Additionally I learned (trial & error) that the "Apply Unit" checkbox in Blender's FBX exporter MUST NOT be checked to make the scale thing work properly. At least it seems to be like that.

Problem 4: Scaling and rotation still being weird sometimes
So the stuff above seemed to fix my problems. The models had the right scale and rotation but then after checking the values in Unity I noticed that strange stuff was going on. When I dragged the imported models into my scene I noticed that some had the correct scale of [1, 1, 1] but some others had very strange scale values. The size was correct but the values were unexpected. Same for some rotations.
So I was forced to search for solutions again and I found out that Blender has this "Apply object transformations" stuff. So when you transform the model in object mode in blender it's different to transforming all vertices/faces in edit mode. When you actually want to make something the default rotation/scale you have to apply it first (at least when you rotated/scaled in object mode). This is a very nasty pitfall if you don't know about it.

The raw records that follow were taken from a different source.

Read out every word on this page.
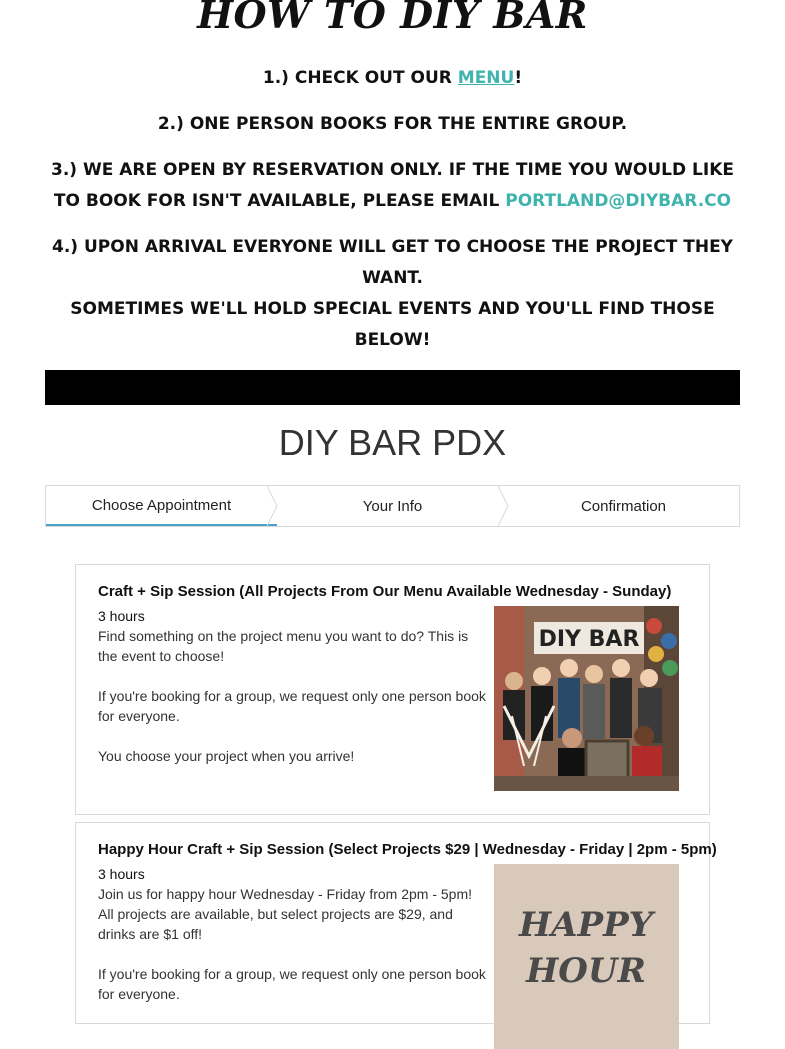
HOW TO DIY BAR
1.) CHECK OUT OUR MENU!
2.) ONE PERSON BOOKS FOR THE ENTIRE GROUP.
3.) WE ARE OPEN BY RESERVATION ONLY. IF THE TIME YOU WOULD LIKE TO BOOK FOR ISN'T AVAILABLE, PLEASE EMAIL PORTLAND@DIYBAR.CO
4.) UPON ARRIVAL EVERYONE WILL GET TO CHOOSE THE PROJECT THEY WANT.
SOMETIMES WE'LL HOLD SPECIAL EVENTS AND YOU'LL FIND THOSE BELOW!
DIY BAR PDX
Choose Appointment	Your Info	Confirmation
Craft + Sip Session (All Projects From Our Menu Available Wednesday - Sunday)
3 hours

Find something on the project menu you want to do? This is the event to choose!

If you're booking for a group, we request only one person book for everyone.

You choose your project when you arrive!

DIY BAR
Happy Hour Craft + Sip Session (Select Projects $29 | Wednesday - Friday | 2pm - 5pm)
3 hours

Join us for happy hour Wednesday - Friday from 2pm - 5pm! All projects are available, but select projects are $29, and drinks are $1 off!

If you're booking for a group, we request only one person book for everyone.

HAPPY
HOUR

So I applied the stuff, exported again and the scale was fine! [1, 1, 1] for all models and having the right size at the same time! Awesome. BUT the rotation is now always [-90, 0, 0] in Unity! I want it to be [0, 0, 0] though! This must somehow be related to the different axis I guess but I didn't find the right configuration yet to solve this issue.

Conclusion
Using Unity with Blender is pretty annoying and problematic. I basically wasted a whole day on this and it's still not working correctly.

Next thing I will have a look at is probably this blender Unity import editor script from Edy:
https://github.com/EdyJ/blender-to-unity3d-importer

Edit 13.07.2015:
Today I did some more research. Edy's script is quite complex so I searched for a shorter one and found this:
http://wiki.unity3d.com/index.php/FixBlenderImportRotation
I converted it to C# and added the scale fix. Everything seems to be okay for now! Finally!